More than 70,000 pigs have already been culled, and hundreds of thousands are being vaccinated against JE. As of last week, tens of thousands of homes had been fumigated in the worst-affected Lukut area of Negri Sembilan. The government has spent more than $7.4 million vaccinating people in high-risk occupations and groups, while hospitals have begun using a costly new Ribavarin treatment on JE patients.

Some Malaysians argue that the government could have prevented most of the deaths if it had paid closer attention to the outbreak when it erupted late last year, killing 25 people in the northern state of Perak. Official action remained half-hearted, says opposition leader Lim Kit Siang, who alleges that Kuala Lumpur initially attempted to hush up the problem to avoid hurting the tourism industry. (Health Ministry officials declined requests for an interview with Time. All our staff are dedicated to combating the disease at the moment, said Chang Aik Ming, Health Minister Chua Jui Meng's press secretary.) This is the second major virus outbreak in two years; a 1997 epidemic claimed the lives of at least 30 children, mostly in the eastern state of Sarawak.
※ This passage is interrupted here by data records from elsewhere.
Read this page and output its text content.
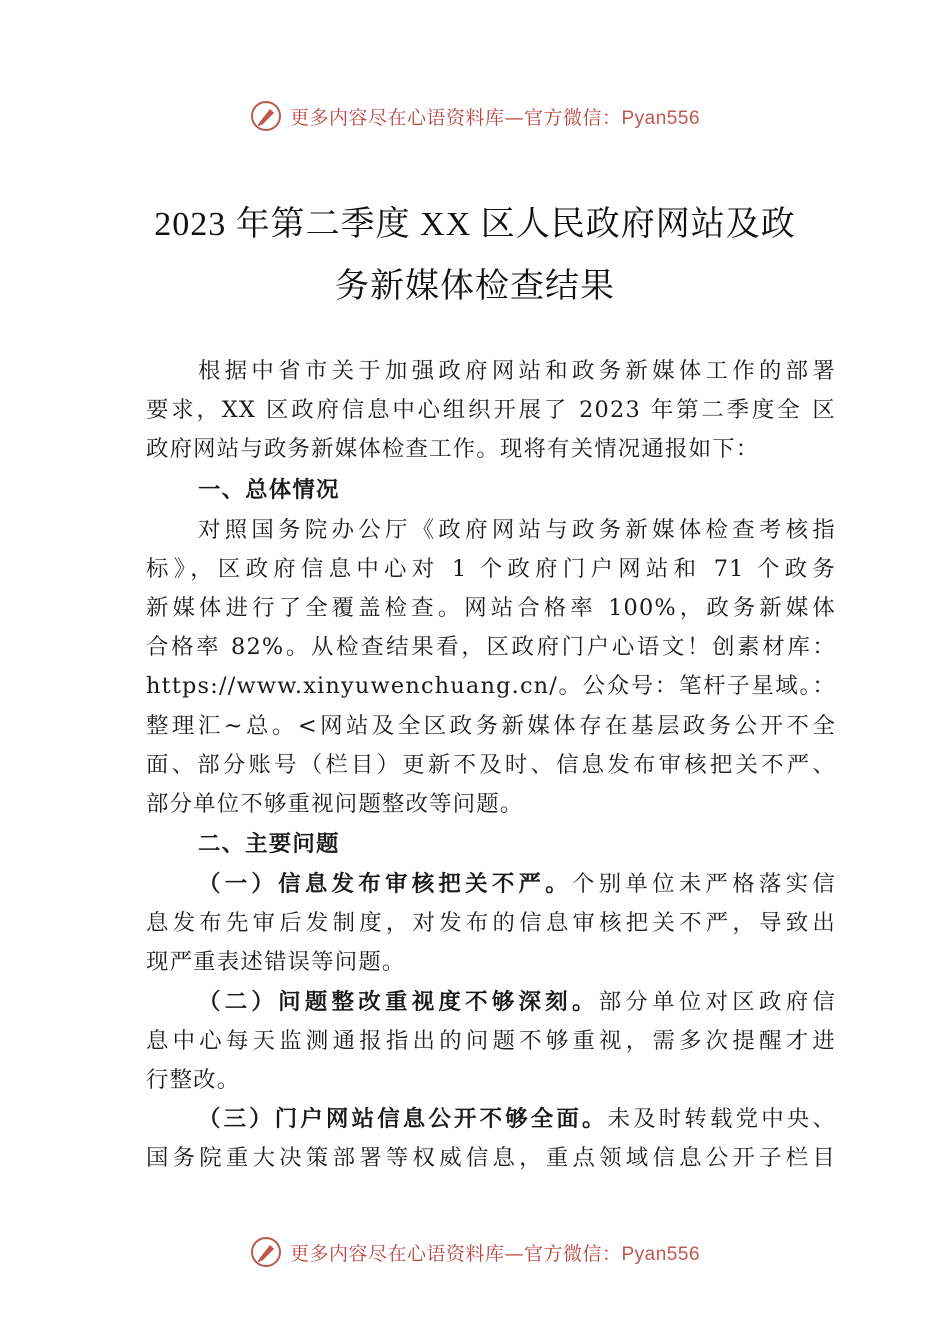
更多内容尽在心语资料库—官方微信：Pyan556
2023 年第二季度 XX 区人民政府网站及政
务新媒体检查结果
根据中省市关于加强政府网站和政务新媒体工作的部署
要求，XX 区政府信息中心组织开展了 2023 年第二季度全 区
政府网站与政务新媒体检查工作。现将有关情况通报如下：
一、总体情况
对照国务院办公厅《政府网站与政务新媒体检查考核指
标》，区政府信息中心对 1 个政府门户网站和 71 个政务
新媒体进行了全覆盖检查。网站合格率 100%，政务新媒体
合格率 82%。从检查结果看，区政府门户心语文！创素材库：
https://www.xinyuwenchuang.cn/。公众号：笔杆子星域。：
整理汇~总。<网站及全区政务新媒体存在基层政务公开不全
面、部分账号（栏目）更新不及时、信息发布审核把关不严、
部分单位不够重视问题整改等问题。
二、主要问题
（一）信息发布审核把关不严。个别单位未严格落实信
息发布先审后发制度，对发布的信息审核把关不严，导致出
现严重表述错误等问题。
（二）问题整改重视度不够深刻。部分单位对区政府信
息中心每天监测通报指出的问题不够重视，需多次提醒才进
行整改。
（三）门户网站信息公开不够全面。未及时转载党中央、
国务院重大决策部署等权威信息，重点领域信息公开子栏目
更多内容尽在心语资料库—官方微信：Pyan556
There is a culture of incompetence and indifference, says Lim, who is calling for an inquiry into the government's handling of the crisis. This disaster was completely man-made, avoidable and unnecessary.

The effects of the virus already reach far beyond Malaysia's pig farmers. Eight abattoir workers in Singapore have been diagnosed with meningo-encephalitis, which has killed one local pig trader. Initial tests indicate that two or more workers have a virus other than JE and may be victims of the Hendra-like strain. Both Singapore and Thailand have closed their borders to Malaysian swine, a move that could cost exporters more than $100 million a year and decimate a pig-farming industry that provided a livelihood to 300,000 people until the virus struck. And virtually all other Malaysians are affected as well, by the health risk and by pressure on the supply of beef and chicken, as pork consumption plummets to less than 30% of normal levels.

The crisis continues to wreak havoc on everyday life. Six schools in the affected areas have been closed. Malaysia's tourism industry, already battered by the political turmoil surrounding the dismissal and arrest of former Deputy Prime Minister Anwar Ibrahim, is almost certain to take a further blow. It is a bitter irony that 1999 is Visit Negri Sembilan Year, a promotional campaign to draw visitors to the state that now has the highest infection rate in the country. At places like Seremban Hospital, ordinary Malaysians carry on their grim struggle with the killer virus. Every day the children ask me if he's well yet, and I have to say 'Not yet,' says Mrs. Param. We don't know where we will go or what we will do. Perhaps now, with an emergency declared, someone will give her an answer.